Room temperature ferromagnetic half metal in Mn doped cluster-assembled sodalite phase of III-N compounds

Abstract For the next-generation spintronic nanodevices, it is highly desirable to explore the ferromagnetic (FM) half-metal materials with high Curie temperature (TC), wide half-metallic gap, and large magnetic anisotropy energy (MAE). Here, from density functional theory calculations, we predict two types of such materials in Mn doped III-N low-density cluster-assembled sodalite (SOD) phases.
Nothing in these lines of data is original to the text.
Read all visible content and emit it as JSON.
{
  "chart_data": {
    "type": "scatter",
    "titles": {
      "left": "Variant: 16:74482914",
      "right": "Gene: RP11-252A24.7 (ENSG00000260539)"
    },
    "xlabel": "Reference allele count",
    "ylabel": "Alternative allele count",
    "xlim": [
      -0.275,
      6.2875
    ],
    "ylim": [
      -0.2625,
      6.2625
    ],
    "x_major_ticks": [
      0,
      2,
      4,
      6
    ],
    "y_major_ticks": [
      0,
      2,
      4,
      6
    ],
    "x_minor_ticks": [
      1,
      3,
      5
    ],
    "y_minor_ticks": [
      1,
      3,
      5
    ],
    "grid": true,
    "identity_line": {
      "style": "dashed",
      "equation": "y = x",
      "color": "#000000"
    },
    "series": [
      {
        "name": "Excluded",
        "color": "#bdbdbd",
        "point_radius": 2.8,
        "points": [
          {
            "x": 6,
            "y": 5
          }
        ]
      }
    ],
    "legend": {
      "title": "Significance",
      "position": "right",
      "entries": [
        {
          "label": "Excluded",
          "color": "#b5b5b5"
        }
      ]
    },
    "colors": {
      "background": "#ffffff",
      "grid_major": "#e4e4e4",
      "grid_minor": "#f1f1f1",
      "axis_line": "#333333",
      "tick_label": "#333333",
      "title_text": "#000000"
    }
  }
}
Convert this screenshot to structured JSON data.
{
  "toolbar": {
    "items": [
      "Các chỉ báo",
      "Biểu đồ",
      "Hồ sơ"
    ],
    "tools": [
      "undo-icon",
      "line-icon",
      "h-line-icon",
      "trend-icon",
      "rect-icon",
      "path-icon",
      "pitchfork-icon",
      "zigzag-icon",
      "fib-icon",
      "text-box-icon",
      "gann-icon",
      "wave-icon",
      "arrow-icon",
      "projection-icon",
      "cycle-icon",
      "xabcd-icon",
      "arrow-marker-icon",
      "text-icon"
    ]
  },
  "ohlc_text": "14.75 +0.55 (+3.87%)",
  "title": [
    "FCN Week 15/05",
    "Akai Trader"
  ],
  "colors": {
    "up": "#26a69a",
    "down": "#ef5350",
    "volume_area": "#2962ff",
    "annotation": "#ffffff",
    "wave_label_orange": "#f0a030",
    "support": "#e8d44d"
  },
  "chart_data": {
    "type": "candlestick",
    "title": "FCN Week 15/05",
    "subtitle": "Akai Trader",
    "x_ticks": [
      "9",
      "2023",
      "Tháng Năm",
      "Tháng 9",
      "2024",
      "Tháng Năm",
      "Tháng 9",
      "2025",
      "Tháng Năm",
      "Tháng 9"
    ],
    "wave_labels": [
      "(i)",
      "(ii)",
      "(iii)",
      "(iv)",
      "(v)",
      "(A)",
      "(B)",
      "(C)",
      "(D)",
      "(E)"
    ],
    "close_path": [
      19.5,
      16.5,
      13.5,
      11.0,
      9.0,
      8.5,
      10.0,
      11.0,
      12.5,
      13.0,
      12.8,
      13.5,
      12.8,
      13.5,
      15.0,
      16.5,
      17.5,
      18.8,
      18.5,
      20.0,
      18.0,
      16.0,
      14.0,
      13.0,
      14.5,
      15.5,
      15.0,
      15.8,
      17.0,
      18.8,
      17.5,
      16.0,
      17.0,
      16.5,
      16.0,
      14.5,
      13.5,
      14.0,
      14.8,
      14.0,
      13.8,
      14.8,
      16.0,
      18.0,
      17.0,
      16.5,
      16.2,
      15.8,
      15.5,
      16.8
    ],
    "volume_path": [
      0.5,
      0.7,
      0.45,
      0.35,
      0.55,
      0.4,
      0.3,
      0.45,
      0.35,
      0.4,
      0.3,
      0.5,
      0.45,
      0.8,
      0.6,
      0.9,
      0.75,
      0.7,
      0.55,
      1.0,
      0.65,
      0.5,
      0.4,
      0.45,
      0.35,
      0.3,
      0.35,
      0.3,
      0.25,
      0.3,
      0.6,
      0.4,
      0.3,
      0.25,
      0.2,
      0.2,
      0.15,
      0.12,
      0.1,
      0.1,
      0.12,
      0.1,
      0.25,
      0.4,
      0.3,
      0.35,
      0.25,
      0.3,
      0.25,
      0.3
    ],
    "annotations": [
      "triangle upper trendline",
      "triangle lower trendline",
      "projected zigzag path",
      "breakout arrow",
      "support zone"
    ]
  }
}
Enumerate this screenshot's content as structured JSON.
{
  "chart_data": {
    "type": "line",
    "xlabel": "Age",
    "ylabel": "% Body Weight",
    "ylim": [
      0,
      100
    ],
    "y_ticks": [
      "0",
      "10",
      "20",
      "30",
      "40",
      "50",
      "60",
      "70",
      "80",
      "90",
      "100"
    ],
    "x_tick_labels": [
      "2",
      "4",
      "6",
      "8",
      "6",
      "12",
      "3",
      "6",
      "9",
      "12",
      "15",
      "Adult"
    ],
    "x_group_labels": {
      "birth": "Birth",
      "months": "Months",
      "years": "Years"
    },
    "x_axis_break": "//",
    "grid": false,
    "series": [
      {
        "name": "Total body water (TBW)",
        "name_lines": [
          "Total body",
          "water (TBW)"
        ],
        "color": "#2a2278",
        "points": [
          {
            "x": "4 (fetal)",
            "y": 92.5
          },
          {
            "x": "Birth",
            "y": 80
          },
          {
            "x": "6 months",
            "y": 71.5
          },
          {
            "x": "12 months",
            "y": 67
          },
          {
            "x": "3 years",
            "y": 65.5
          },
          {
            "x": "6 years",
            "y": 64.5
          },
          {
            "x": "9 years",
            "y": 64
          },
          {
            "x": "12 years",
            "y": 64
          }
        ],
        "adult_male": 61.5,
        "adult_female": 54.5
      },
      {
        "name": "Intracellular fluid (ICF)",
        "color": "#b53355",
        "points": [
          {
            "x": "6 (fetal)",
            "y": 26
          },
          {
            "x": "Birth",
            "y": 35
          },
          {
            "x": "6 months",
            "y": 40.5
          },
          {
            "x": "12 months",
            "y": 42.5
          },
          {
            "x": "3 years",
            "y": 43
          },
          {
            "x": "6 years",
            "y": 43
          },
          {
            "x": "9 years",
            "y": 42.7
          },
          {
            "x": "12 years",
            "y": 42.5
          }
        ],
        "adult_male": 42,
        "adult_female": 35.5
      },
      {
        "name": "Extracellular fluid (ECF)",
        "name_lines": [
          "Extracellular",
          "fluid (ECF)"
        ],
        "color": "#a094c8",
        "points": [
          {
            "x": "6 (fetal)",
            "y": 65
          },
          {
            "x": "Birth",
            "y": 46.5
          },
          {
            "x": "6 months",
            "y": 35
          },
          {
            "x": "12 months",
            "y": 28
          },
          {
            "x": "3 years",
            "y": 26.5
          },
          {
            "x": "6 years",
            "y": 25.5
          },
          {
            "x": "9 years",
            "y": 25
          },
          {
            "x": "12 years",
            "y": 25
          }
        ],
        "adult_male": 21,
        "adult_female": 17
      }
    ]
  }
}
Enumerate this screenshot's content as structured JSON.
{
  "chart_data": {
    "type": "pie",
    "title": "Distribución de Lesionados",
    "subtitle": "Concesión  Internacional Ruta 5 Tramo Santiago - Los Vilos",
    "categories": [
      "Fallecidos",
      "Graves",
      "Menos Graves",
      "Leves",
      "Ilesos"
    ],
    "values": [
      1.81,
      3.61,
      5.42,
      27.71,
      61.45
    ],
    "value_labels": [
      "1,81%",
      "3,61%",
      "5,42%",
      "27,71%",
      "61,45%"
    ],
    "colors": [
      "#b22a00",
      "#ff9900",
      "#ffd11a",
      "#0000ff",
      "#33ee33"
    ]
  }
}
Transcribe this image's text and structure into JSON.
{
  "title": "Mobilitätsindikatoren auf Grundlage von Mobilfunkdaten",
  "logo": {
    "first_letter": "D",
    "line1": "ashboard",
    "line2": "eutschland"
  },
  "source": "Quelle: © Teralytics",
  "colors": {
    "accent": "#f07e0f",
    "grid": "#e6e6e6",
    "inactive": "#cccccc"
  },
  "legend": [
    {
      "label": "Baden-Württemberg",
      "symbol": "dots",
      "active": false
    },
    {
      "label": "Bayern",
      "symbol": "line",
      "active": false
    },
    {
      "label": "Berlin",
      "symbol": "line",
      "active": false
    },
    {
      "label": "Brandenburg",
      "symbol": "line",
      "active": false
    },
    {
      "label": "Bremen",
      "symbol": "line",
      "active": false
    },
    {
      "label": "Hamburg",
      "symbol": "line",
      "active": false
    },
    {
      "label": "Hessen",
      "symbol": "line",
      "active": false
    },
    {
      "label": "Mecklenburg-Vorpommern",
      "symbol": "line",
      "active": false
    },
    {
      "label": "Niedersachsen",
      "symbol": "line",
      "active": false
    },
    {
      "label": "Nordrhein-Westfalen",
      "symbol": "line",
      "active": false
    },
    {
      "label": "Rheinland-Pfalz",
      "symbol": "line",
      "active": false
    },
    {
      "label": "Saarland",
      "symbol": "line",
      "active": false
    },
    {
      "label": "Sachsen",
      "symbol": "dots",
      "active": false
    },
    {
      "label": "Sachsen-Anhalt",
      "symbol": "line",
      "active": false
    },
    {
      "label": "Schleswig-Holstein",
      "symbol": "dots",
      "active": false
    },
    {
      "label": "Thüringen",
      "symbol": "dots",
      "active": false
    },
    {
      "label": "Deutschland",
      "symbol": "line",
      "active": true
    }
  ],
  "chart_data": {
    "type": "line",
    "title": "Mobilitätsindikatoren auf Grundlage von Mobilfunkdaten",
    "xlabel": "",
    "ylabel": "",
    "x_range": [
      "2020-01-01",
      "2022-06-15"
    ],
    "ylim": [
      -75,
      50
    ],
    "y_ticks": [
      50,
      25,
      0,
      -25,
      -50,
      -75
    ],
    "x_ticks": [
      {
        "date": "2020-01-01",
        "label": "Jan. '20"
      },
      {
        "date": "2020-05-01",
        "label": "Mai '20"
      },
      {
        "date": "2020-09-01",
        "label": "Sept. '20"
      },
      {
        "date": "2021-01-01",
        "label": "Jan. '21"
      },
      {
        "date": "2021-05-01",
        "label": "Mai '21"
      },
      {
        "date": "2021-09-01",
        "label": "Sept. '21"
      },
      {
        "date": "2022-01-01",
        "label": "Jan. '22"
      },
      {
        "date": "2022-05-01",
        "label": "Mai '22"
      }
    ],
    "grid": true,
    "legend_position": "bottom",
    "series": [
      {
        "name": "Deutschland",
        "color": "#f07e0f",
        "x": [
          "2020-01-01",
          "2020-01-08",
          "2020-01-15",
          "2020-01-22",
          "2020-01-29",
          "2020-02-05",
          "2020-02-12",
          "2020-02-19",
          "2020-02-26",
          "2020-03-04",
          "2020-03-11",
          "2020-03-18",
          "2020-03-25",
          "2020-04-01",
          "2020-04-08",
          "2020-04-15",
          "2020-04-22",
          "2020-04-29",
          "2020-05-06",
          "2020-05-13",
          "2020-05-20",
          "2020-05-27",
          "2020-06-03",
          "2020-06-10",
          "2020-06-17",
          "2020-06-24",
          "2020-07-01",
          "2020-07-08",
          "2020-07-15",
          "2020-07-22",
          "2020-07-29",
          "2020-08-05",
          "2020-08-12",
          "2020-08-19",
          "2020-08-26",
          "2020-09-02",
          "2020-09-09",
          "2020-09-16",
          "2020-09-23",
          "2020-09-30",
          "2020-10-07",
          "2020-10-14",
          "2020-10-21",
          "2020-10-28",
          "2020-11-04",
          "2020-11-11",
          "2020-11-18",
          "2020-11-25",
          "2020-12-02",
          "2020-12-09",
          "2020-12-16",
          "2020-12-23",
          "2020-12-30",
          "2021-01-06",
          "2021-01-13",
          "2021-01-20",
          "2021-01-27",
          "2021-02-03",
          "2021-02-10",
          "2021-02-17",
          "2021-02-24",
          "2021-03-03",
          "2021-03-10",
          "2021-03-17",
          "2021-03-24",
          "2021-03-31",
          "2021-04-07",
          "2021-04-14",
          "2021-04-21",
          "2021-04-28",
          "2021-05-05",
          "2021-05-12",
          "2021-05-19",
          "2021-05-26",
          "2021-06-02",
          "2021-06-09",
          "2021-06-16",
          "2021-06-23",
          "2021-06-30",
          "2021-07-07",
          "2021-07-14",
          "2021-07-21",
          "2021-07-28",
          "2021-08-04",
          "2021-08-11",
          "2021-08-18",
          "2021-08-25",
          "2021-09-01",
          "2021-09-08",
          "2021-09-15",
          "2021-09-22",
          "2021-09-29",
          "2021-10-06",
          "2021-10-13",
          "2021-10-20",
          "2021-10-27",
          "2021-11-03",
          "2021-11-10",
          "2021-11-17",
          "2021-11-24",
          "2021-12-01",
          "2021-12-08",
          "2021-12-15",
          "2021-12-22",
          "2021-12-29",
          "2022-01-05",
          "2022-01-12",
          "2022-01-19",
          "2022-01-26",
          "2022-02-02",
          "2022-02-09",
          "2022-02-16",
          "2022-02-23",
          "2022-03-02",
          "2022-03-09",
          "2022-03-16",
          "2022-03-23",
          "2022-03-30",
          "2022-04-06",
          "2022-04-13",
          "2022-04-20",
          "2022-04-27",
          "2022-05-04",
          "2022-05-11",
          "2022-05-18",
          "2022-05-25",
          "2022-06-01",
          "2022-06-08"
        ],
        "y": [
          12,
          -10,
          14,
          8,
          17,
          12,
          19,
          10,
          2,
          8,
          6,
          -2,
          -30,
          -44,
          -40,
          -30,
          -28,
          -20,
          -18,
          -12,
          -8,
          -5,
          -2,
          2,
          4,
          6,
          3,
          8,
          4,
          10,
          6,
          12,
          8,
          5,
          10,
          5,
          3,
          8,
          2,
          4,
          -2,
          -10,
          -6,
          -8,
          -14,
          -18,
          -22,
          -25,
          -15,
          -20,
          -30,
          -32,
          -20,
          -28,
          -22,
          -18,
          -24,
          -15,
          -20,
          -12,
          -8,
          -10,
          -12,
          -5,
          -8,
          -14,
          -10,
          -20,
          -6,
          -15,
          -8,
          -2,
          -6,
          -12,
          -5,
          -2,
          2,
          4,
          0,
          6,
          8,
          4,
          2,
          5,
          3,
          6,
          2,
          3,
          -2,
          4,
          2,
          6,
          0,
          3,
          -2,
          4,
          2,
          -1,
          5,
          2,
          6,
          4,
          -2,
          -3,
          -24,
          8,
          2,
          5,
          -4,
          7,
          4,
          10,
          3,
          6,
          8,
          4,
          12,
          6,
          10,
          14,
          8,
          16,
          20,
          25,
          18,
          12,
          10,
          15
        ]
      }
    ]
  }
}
Specifically, SOD-(Al, Mn)N and -(Ga, Mn)N possess robust FM ground state with high TC temperature of up to 788 K and 633 K, respectively, due to the strong Mn-N exchange interaction. Both of their magnetic moments are calculated to be 4 μB per formula unit. They have large half-metal direct band gaps (1.70 eV and 1.33 eV for SOD-(Al, Mn)N and -(Ga, Mn)N, respectively, which can effectively prevent the spin-flip scattering during spin transportation, guaranteeing the application of half-metallicity at ambient temperature. Moreover, the MAEs of SOD-(Al, Mn)N and -(Ga, Mn)N are −0.56 and −0.53 meV per Mn atom, respectively, about two orders of magnitude larger than those of some traditional magnetic materials. Our findings highlight that the FM systems of SOD-(Al, Mn)N and -(Ga, Mn)N are the promising materials for the applications of spintronics.